Similar to File Browser, but with an SSH server:

resources:
ntasks: 2
# ...

steps:
# Launch server asynchronously
- name: SSH
launch:
steps:
- run:
container:
image: alpine:latest
command: |
apk add --no-cache openssh

# Pass public key
mkdir -p "$HOME/.ssh"
echo "ssh-ed25519 AAAAC3NzaC1lZDI1NTE5AAAAIPd+X08wpIGwKZ0FsJu1nkR3o1CzlXF3OkgQd/WYB2fX" > "$HOME/.ssh/authorized_keys"
chmod 600 "$HOME/.ssh/authorized_keys"
chmod 700 "$HOME/.ssh"

# Generate new host keys
ssh-keygen -A

# Print username, so we know how to login.
echo $USER

# Start server in foreground (use port 2200 since we are not privileged)
/usr/sbin/sshd -D -p 2200
network: slirp4netns
customNetworkInterfaces:
- bore:
targetPort: 2200
boreAddress: bore.deepsquare.run:2200

- name: Do work
# ...

The logs will output something like:

0x75761b17c3088ce5cd8e02575c6daa438ffa6e12
┌──────────┬──────────────────────────────────────────────────────────────────┐
│ Protocol │ URL │
├──────────┼──────────────────────────────────────────────────────────────────┤
│ HTTP │ http://b4bbeda0-a181-421c-a1f4-3feb7cb90276.bore.deepsquare.run │
│ HTTPS │ https://b4bbeda0-a181-421c-a1f4-3feb7cb90276.bore.deepsquare.run │
│ TCP │ tcp://bore.deepsquare.run:65163 │
└──────────┴──────────────────────────────────────────────────────────────────┘

The first line is the username. You can connect to the ssh server with:

ssh -p 65163 0x75761b17c3088ce5cd8e02575c6daa438ffa6e12@bore.deepsquare.run

And extract file with scp or sftp:

scp -P 65163 0x75761b17c3088ce5cd8e02575c6daa438ffa6e12@bore.deepsquare.run:/path/to/source/file /path/to/destination
sftp -P 65163 0x75761b17c3088ce5cd8e02575c6daa438ffa6e12@bore.deepsquare.run

get /path/to/source/file /path/to/destination

Exporting to S3

If you wish to export data during the job, because you cannot stop the job or because you need live snapshots, you can export to S3 using the continousOutputSync feature:

Workflow with output feature
output:
http:
region: ch-dk-21
bucketUrl: s3://test
path: '/'
accessKeyId: EXO***
secretAccessKey: '***'
endpointUrl: https://sos-ch-dk-2.exo.io
continuousOutputSync: true

steps:
- name: Do work
# ...

This allows to periodically back up the $DEEPSQUARE_OUTPUT directory by using the s3cmd sync command.

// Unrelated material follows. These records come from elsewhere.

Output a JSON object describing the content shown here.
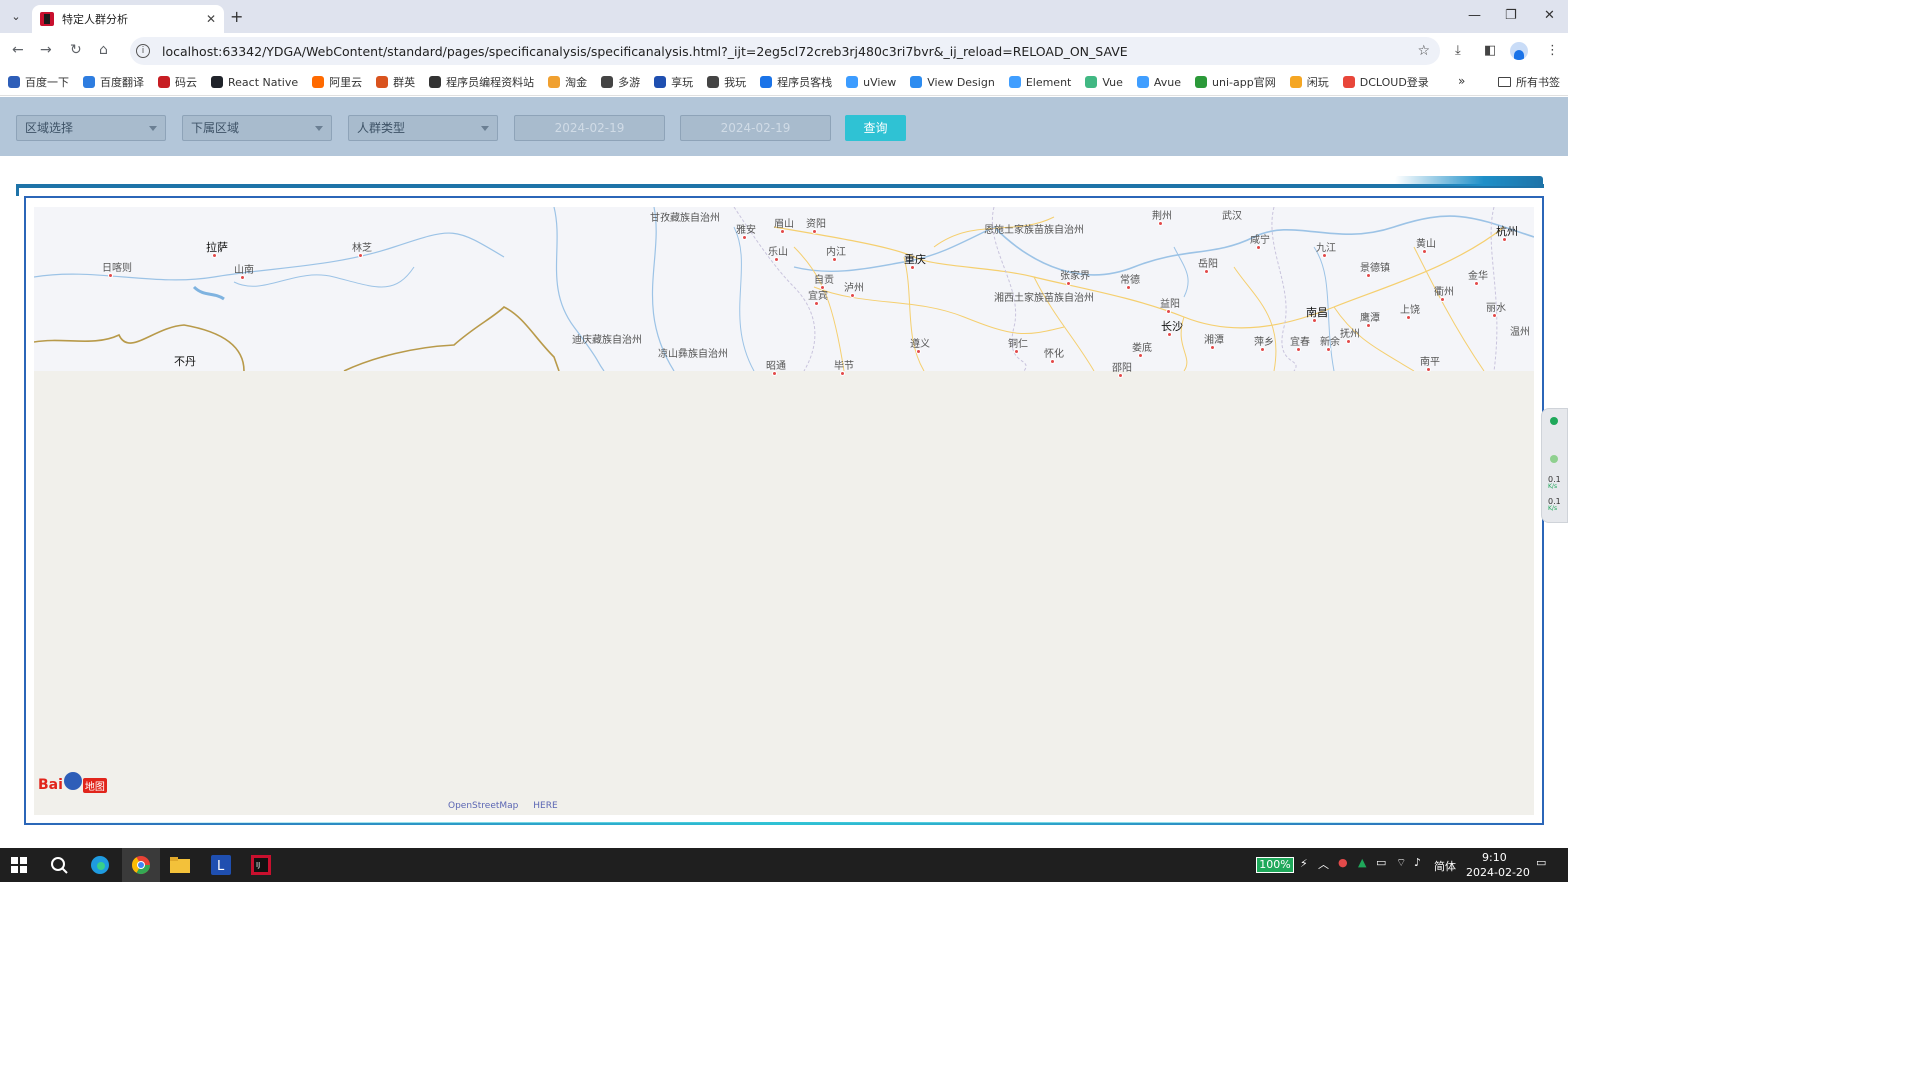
{
  "browser": {
    "tab_title": "特定人群分析",
    "url": "localhost:63342/YDGA/WebContent/standard/pages/specificanalysis/specificanalysis.html?_ijt=2eg5cl72creb3rj480c3ri7bvr&_ij_reload=RELOAD_ON_SAVE",
    "bookmarks": [
      {
        "label": "百度一下",
        "color": "#2e5eb8"
      },
      {
        "label": "百度翻译",
        "color": "#2e7de0"
      },
      {
        "label": "码云",
        "color": "#c71d23"
      },
      {
        "label": "React Native",
        "color": "#20232a"
      },
      {
        "label": "阿里云",
        "color": "#ff6a00"
      },
      {
        "label": "群英",
        "color": "#d9531e"
      },
      {
        "label": "程序员编程资料站",
        "color": "#333333"
      },
      {
        "label": "淘金",
        "color": "#f0a030"
      },
      {
        "label": "多游",
        "color": "#444444"
      },
      {
        "label": "享玩",
        "color": "#1f4fb0"
      },
      {
        "label": "我玩",
        "color": "#444444"
      },
      {
        "label": "程序员客栈",
        "color": "#1a73e8"
      },
      {
        "label": "uView",
        "color": "#3c9cff"
      },
      {
        "label": "View Design",
        "color": "#2d8cf0"
      },
      {
        "label": "Element",
        "color": "#409eff"
      },
      {
        "label": "Vue",
        "color": "#41b883"
      },
      {
        "label": "Avue",
        "color": "#409eff"
      },
      {
        "label": "uni-app官网",
        "color": "#2b9939"
      },
      {
        "label": "闲玩",
        "color": "#f5a623"
      },
      {
        "label": "DCLOUD登录",
        "color": "#e8463a"
      }
    ],
    "all_bookmarks_label": "所有书签"
  },
  "filters": {
    "region_select": "区域选择",
    "sub_region": "下属区域",
    "crowd_type": "人群类型",
    "start_date": "2024-02-19",
    "end_date": "2024-02-19",
    "query_label": "查询"
  },
  "map": {
    "places": [
      {
        "name": "甘孜藏族自治州",
        "big": false
      },
      {
        "name": "拉萨",
        "big": true
      },
      {
        "name": "林芝",
        "big": false
      },
      {
        "name": "日喀则",
        "big": false
      },
      {
        "name": "山南",
        "big": false
      },
      {
        "name": "不丹",
        "big": true
      },
      {
        "name": "雅安",
        "big": false
      },
      {
        "name": "眉山",
        "big": false
      },
      {
        "name": "资阳",
        "big": false
      },
      {
        "name": "乐山",
        "big": false
      },
      {
        "name": "内江",
        "big": false
      },
      {
        "name": "自贡",
        "big": false
      },
      {
        "name": "泸州",
        "big": false
      },
      {
        "name": "宜宾",
        "big": false
      },
      {
        "name": "重庆",
        "big": true
      },
      {
        "name": "恩施土家族苗族自治州",
        "big": false
      },
      {
        "name": "湘西土家族苗族自治州",
        "big": false
      },
      {
        "name": "张家界",
        "big": false
      },
      {
        "name": "常德",
        "big": false
      },
      {
        "name": "益阳",
        "big": false
      },
      {
        "name": "长沙",
        "big": true
      },
      {
        "name": "湘潭",
        "big": false
      },
      {
        "name": "萍乡",
        "big": false
      },
      {
        "name": "宜春",
        "big": false
      },
      {
        "name": "新余",
        "big": false
      },
      {
        "name": "岳阳",
        "big": false
      },
      {
        "name": "咸宁",
        "big": false
      },
      {
        "name": "荆州",
        "big": false
      },
      {
        "name": "武汉",
        "big": false
      },
      {
        "name": "九江",
        "big": false
      },
      {
        "name": "南昌",
        "big": true
      },
      {
        "name": "景德镇",
        "big": false
      },
      {
        "name": "黄山",
        "big": false
      },
      {
        "name": "杭州",
        "big": true
      },
      {
        "name": "金华",
        "big": false
      },
      {
        "name": "衢州",
        "big": false
      },
      {
        "name": "上饶",
        "big": false
      },
      {
        "name": "鹰潭",
        "big": false
      },
      {
        "name": "丽水",
        "big": false
      },
      {
        "name": "抚州",
        "big": false
      },
      {
        "name": "南平",
        "big": false
      },
      {
        "name": "温州",
        "big": false
      },
      {
        "name": "凉山彝族自治州",
        "big": false
      },
      {
        "name": "迪庆藏族自治州",
        "big": false
      },
      {
        "name": "昭通",
        "big": false
      },
      {
        "name": "毕节",
        "big": false
      },
      {
        "name": "遵义",
        "big": false
      },
      {
        "name": "铜仁",
        "big": false
      },
      {
        "name": "怀化",
        "big": false
      },
      {
        "name": "娄底",
        "big": false
      },
      {
        "name": "邵阳",
        "big": false
      }
    ],
    "logo_text": "Bai",
    "logo_map_text": "地图",
    "attribution": [
      "OpenStreetMap",
      "HERE"
    ]
  },
  "side_widget": {
    "upload_value": "0.1",
    "download_value": "0.1",
    "unit": "K/s"
  },
  "taskbar": {
    "battery": "100%",
    "ime": "简体",
    "time": "9:10",
    "date": "2024-02-20"
  }
}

This is the safest method.

Conclusion

As you can see, you can fetch the jobs by either pushing to a server, or pulling from the site.

Pushing

Use curl or s5cmd to extract the data and pushing directly into your file server. You can also use gdrive if you are using a Google Drive.

Pulling

Pulling data requires a proxy or tunnel, since ports cannot be exposed from the cluster.

Host a server (SSH, HTTP, or something else) and use the Bore proxy to traverse the firewall of the cluster.

Using the Interactive Mode, you can fetch data in a more secure way since the credentials can be passed through a secure transport (via SSH or HTTPS).